Mutations in the transcriptional regulator MeCP2 severely impact key cellular and molecular signatures of human astrocytes during maturation
Jialin Sun,
Sivan Osenberg,
Austin Irwin,
Li-Hua Ma,
Nigel Lee,
Yangfei Xiang,
Feng Li,
Ying-Wooi Wan,
In-Hyun Park,
Mirjana Maletic-Savatic,
Nurit Ballas
Affiliations
Jialin Sun
Department of Biochemistry and Cell Biology, Stony Brook University, Stony Brook, NY 11794, USA
Sivan Osenberg
Department of Biochemistry and Cell Biology, Stony Brook University, Stony Brook, NY 11794, USA; Departments of Pediatrics-Neurology, Baylor College of Medicine, Houston, TX 77030, USA; Jan and Dan Duncan Neurological Research Institute at Texas Children’s Hospital, Houston, TX 77030, USA
Austin Irwin
Department of Biochemistry and Cell Biology, Stony Brook University, Stony Brook, NY 11794, USA
Li-Hua Ma
Jan and Dan Duncan Neurological Research Institute at Texas Children’s Hospital, Houston, TX 77030, USA; Advanced Technology Cores, Baylor College of Medicine, Houston, TX 77030, USA
Nigel Lee
Departments of Pediatrics-Neurology, Baylor College of Medicine, Houston, TX 77030, USA; Jan and Dan Duncan Neurological Research Institute at Texas Children’s Hospital, Houston, TX 77030, USA
Yangfei Xiang
Department of Genetics, Yale Stem Cell Center, Yale School of Medicine, New Haven, CT 06520, USA
Feng Li
Advanced Technology Cores, Baylor College of Medicine, Houston, TX 77030, USA; Center for Drug Discovery and Department of Pathology & Immunology, Baylor College of Medicine, Houston, TX 77030, USA
Ying-Wooi Wan
Jan and Dan Duncan Neurological Research Institute at Texas Children’s Hospital, Houston, TX 77030, USA; Department of Molecular and Human Genetics, Baylor College of Medicine, Houston, TX 77030, USA
In-Hyun Park
Department of Genetics, Yale Stem Cell Center, Yale School of Medicine, New Haven, CT 06520, USA
Mirjana Maletic-Savatic
Departments of Pediatrics-Neurology, Baylor College of Medicine, Houston, TX 77030, USA; Jan and Dan Duncan Neurological Research Institute at Texas Children’s Hospital, Houston, TX 77030, USA; Corresponding author
Nurit Ballas
Department of Biochemistry and Cell Biology, Stony Brook University, Stony Brook, NY 11794, USA; Corresponding author
Summary: Mutations in the MECP2 gene underlie a spectrum of neurodevelopmental disorders, most commonly Rett syndrome (RTT).

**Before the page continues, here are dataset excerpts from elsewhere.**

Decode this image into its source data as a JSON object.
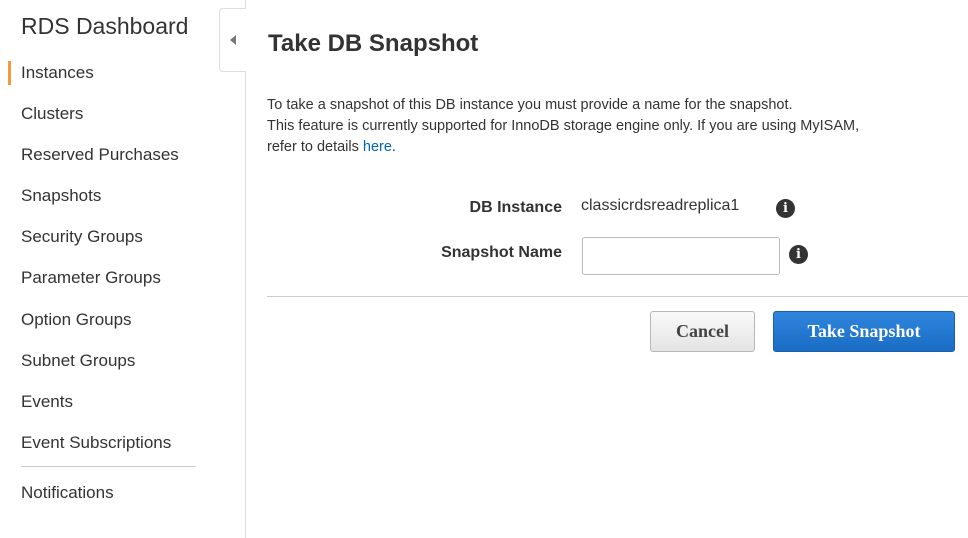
{
  "sidebar": {
    "title": "RDS Dashboard",
    "items": [
      {
        "label": "Instances",
        "active": true
      },
      {
        "label": "Clusters",
        "active": false
      },
      {
        "label": "Reserved Purchases",
        "active": false
      },
      {
        "label": "Snapshots",
        "active": false
      },
      {
        "label": "Security Groups",
        "active": false
      },
      {
        "label": "Parameter Groups",
        "active": false
      },
      {
        "label": "Option Groups",
        "active": false
      },
      {
        "label": "Subnet Groups",
        "active": false
      },
      {
        "label": "Events",
        "active": false
      },
      {
        "label": "Event Subscriptions",
        "active": false
      }
    ],
    "notifications_label": "Notifications",
    "active_color": "#f19d38"
  },
  "main": {
    "title": "Take DB Snapshot",
    "description": {
      "line1": "To take a snapshot of this DB instance you must provide a name for the snapshot.",
      "line2": "This feature is currently supported for InnoDB storage engine only. If you are using MyISAM,",
      "line3_prefix": "refer to details",
      "link_text": "here",
      "line3_suffix": "."
    },
    "form": {
      "db_instance_label": "DB Instance",
      "db_instance_value": "classicrdsreadreplica1",
      "snapshot_name_label": "Snapshot Name",
      "snapshot_name_value": "",
      "info_icon_glyph": "i"
    },
    "buttons": {
      "cancel_label": "Cancel",
      "submit_label": "Take Snapshot",
      "primary_color": "#1a6cc4"
    }
  }
}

We ask whether MECP2 mutations interfere with human astrocyte developmental maturation, thereby affecting their ability to support neurons. Using human-based models, we show that RTT-causing MECP2 mutations greatly impact the key role of astrocytes in regulating overall brain bioenergetics and that these metabolic aberrations are likely mediated by dysfunctional mitochondria. During post-natal maturation, astrocytes rely on neurons to induce their complex stellate morphology and transcriptional changes. While MECP2 mutations cause cell-intrinsic aberrations in the astrocyte transcriptional landscape, surprisingly, they do not affect the neuron-induced astrocyte gene expression. Notably, however, astrocytes are unable to develop complex mature morphology due to cell- and non-cell-autonomous aberrations caused by MECP2 mutations. Thus, MECP2 mutations critically impact key cellular and molecular features of human astrocytes and, hence, their ability to interact and support the structural and functional maturation of neurons.